Che Guevara war Revoluzzer und wird zumindest teilweise Positiv betrachtet.

 

Und ich kann mit der geballten Ignoranz nicht so viel positives verbinden. Aber ich bin früher auch BMX gefahren. ;)


22.02.2010 11:50    |    andyrx

ja sowie manche dann auf dem Radl sitzen sind auf einmal alle Autofahrer ''böse'' sitzen sie dann selbst wieder im Auto ist alles ganz friedlich:p

 

mfg Andy


22.02.2010 11:54    |    gurusmi

@Andy:

Man fährt mit dem Auto zum Freund (Alle Radfahrer sind idiots). Danach steigt man auf das Fahrrad um (Alle Autofahrer sind Idiots). Um am ende wieder ins auto einzusteigen (Alle Radfahrer sind idiots). ;)


22.02.2010 11:59    |    andyrx

ja so in etwa:p

 

mfg Andy


22.02.2010 12:03    |    Joe_64

Hier ein Kommentasr eines (auch-) Radfahrers (15 tkm Auto, >5 tkm Rad):

 

§ 1 Grundregeln

(1) Die Teilnahme am Straßenverkehr erfordert ständige Vorsicht und gegenseitige Rücksicht.

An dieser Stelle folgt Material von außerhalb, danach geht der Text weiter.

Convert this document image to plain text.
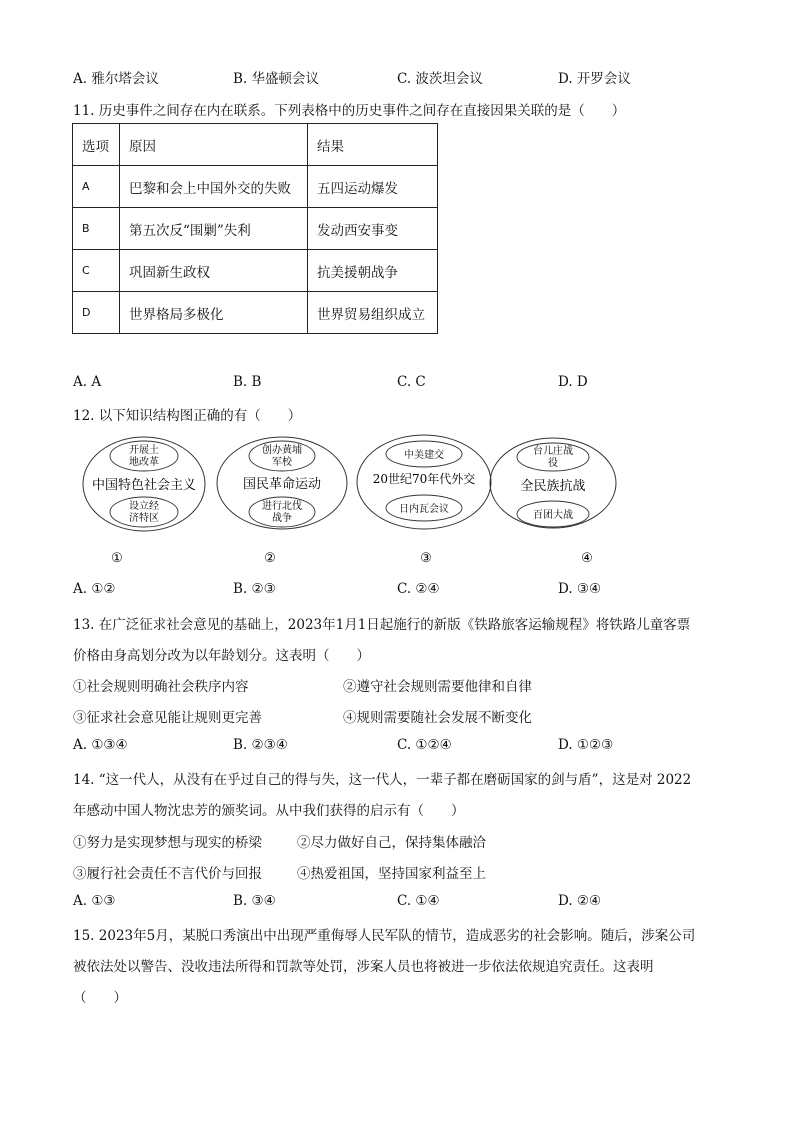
A. 雅尔塔会议	B. 华盛顿会议	C. 波茨坦会议	D. 开罗会议
11. 历史事件之间存在内在联系。下列表格中的历史事件之间存在直接因果关联的是（　　）
选项	原因	结果
A	巴黎和会上中国外交的失败	五四运动爆发
B	第五次反“围剿”失利	发动西安事变
C	巩固新生政权	抗美援朝战争
D	世界格局多极化	世界贸易组织成立
A. A	B. B	C. C	D. D
12. 以下知识结构图正确的有（　　）
开展土
地改革
中国特色社会主义
设立经
济特区
①
创办黄埔
军校
国民革命运动
进行北伐
战争
②
中美建交
20世纪70年代外交
日内瓦会议
③
台儿庄战
役
全民族抗战
百团大战
④
A. ①②	B. ②③	C. ②④	D. ③④
13. 在广泛征求社会意见的基础上，2023年1月1日起施行的新版《铁路旅客运输规程》将铁路儿童客票
价格由身高划分改为以年龄划分。这表明（　　）
①社会规则明确社会秩序内容	②遵守社会规则需要他律和自律
③征求社会意见能让规则更完善	④规则需要随社会发展不断变化
A. ①③④	B. ②③④	C. ①②④	D. ①②③
14. “这一代人，从没有在乎过自己的得与失，这一代人，一辈子都在磨砺国家的剑与盾”，这是对 2022
年感动中国人物沈忠芳的颁奖词。从中我们获得的启示有（　　）
①努力是实现梦想与现实的桥梁	②尽力做好自己，保持集体融洽
③履行社会责任不言代价与回报	④热爱祖国，坚持国家利益至上
A. ①③	B. ③④	C. ①④	D. ②④
15. 2023年5月，某脱口秀演出中出现严重侮辱人民军队的情节，造成恶劣的社会影响。随后，涉案公司
被依法处以警告、没收违法所得和罚款等处罚，涉案人员也将被进一步依法依规追究责任。这表明
（　　）
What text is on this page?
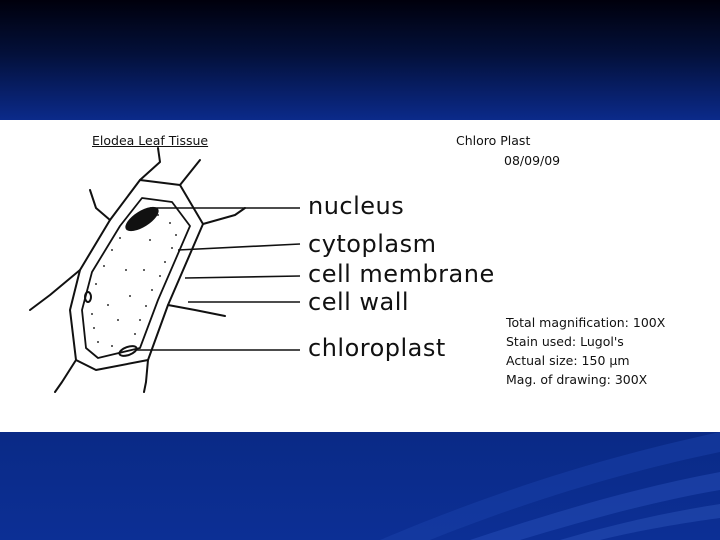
Elodea Leaf Tissue	Chloro Plast
08/09/09
nucleus
cytoplasm
cell membrane
cell wall
chloroplast
Total magnification: 100X
Stain used: Lugol's
Actual size: 150 µm
Mag. of drawing: 300X
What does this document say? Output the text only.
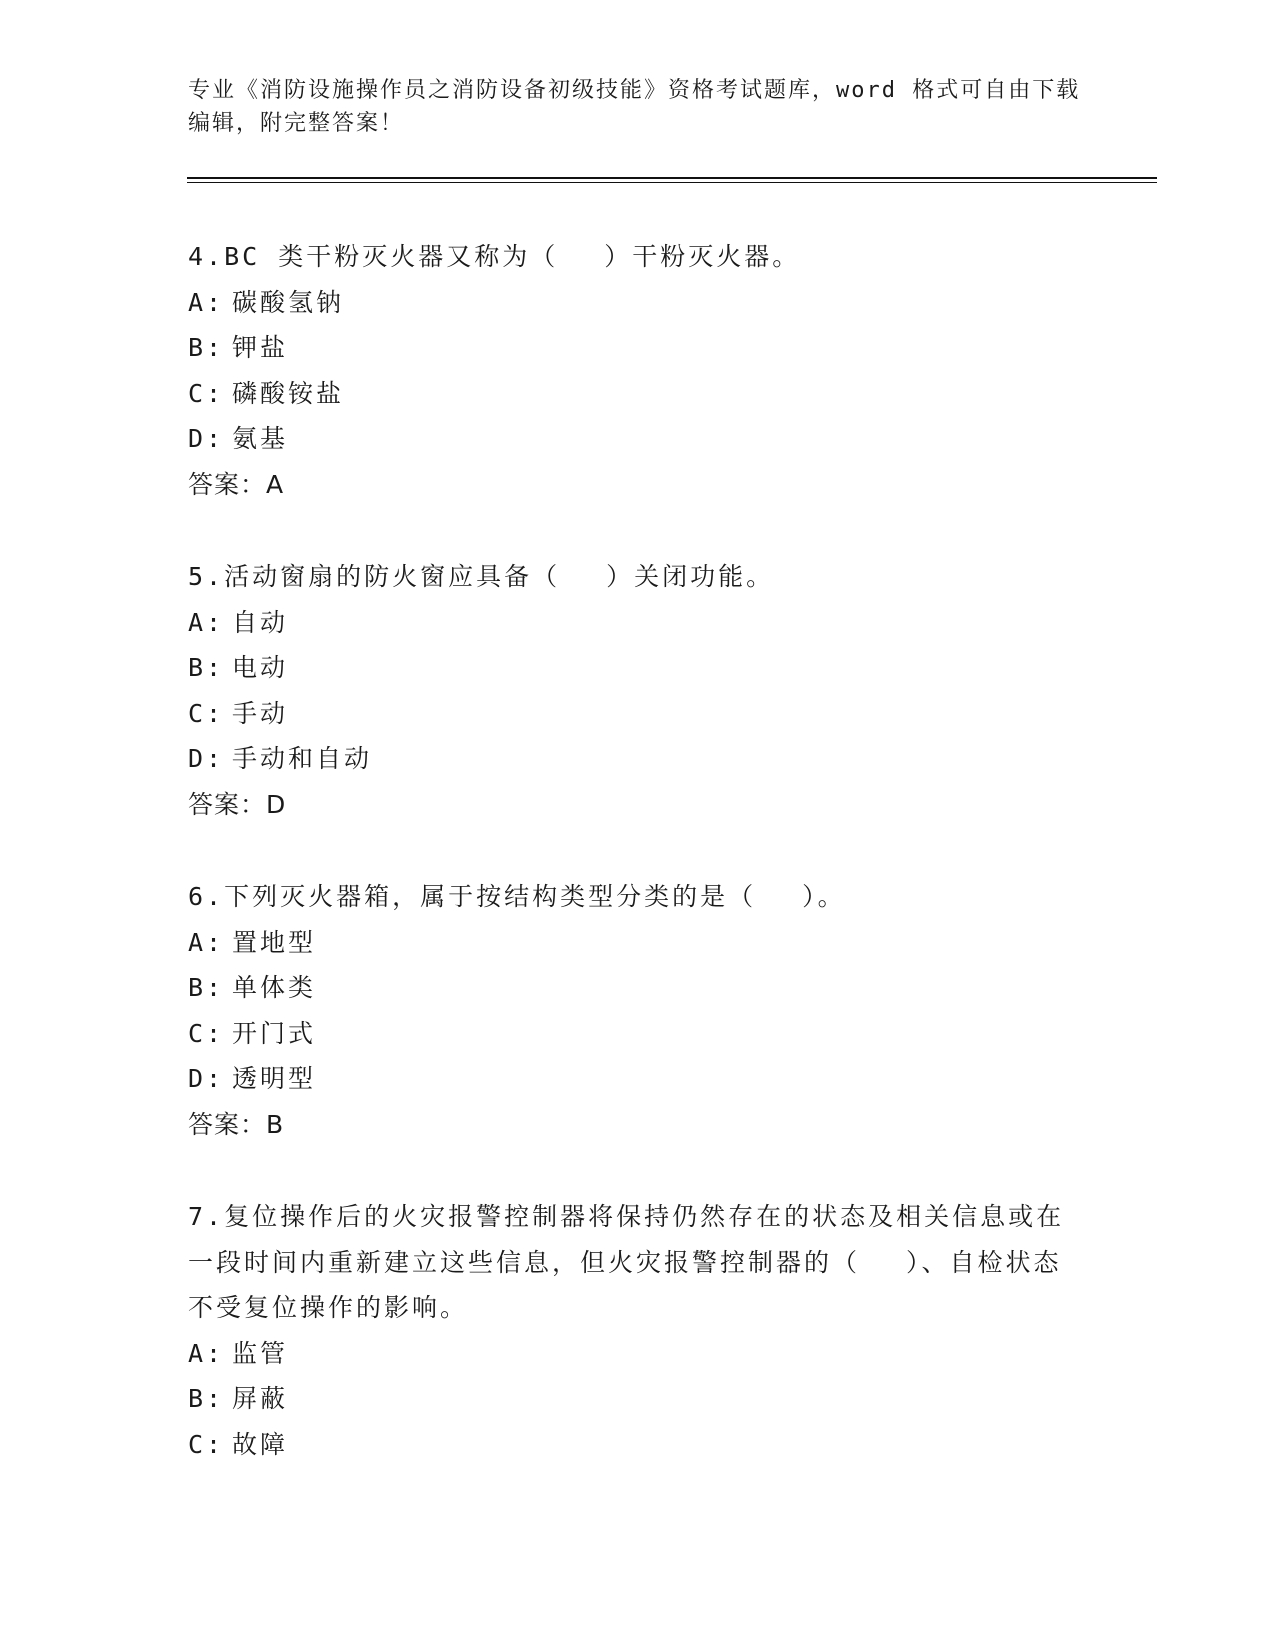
专业《消防设施操作员之消防设备初级技能》资格考试题库，word 格式可自由下载编辑，附完整答案！
4.BC 类干粉灭火器又称为（　 ）干粉灭火器。
A: 碳酸氢钠
B: 钾盐
C: 磷酸铵盐
D: 氨基
答案：A
5.活动窗扇的防火窗应具备（　 ）关闭功能。
A: 自动
B: 电动
C: 手动
D: 手动和自动
答案：D
6.下列灭火器箱，属于按结构类型分类的是（　 ）。
A: 置地型
B: 单体类
C: 开门式
D: 透明型
答案：B
7.复位操作后的火灾报警控制器将保持仍然存在的状态及相关信息或在一段时间内重新建立这些信息，但火灾报警控制器的（　 ）、自检状态不受复位操作的影响。
A: 监管
B: 屏蔽
C: 故障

(2) Jeder Verkehrsteilnehmer hat sich so zu verhalten, daß kein Anderer geschädigt, gefährdet

oder mehr, als nach den Umständen unvermeidbar, behindert oder belästigt wird.

 

das sagt eigendlich alles, aber ab hier beginnt die Interpretation, bei der auch jeder Einzelne den Standpunkt wechselt je nach dem ob er im Sattel oder im Sessel sitzt.

 

Der Radfahrer ist grundsätzlich der Schwächere wenn es rappelt, also sollte man sie immer im Auge behalten und ggf. zurückstecken. Der Ärger ist unendlich und wenn Blut fliesst...

 

Das Befahren von Radwegen ist eine gute Idee, aber man sollte es selbst mal probiert haben: oft sind es Schlaglochlandschaften, mit Mülltonnen zu geparkt, Slalomkurse, ... schlicht eine Zumutung. Da wird aber grade viel diskutiert.

 

Speziell der Rennradler, üblicherweise auf Landstrassen anzutreffen, haben recht empfindliches und ungefedertes Gerät, da sind Radwege oft ein no go !

 

Das nebeneinander fahren dient der Unterhaltung (liebe handytelefonierenden Fahrzeuglenker) und man will auch nicht immer nur den Hintern seines Vordermannes bestaunen. Entweder im großen Bogen drum herum oder kurz!! hupen, die machen dann schon Platz. Bei großen Gruppen heisst es warten, langsamer als ein Traktor sind die auch nicht. :-)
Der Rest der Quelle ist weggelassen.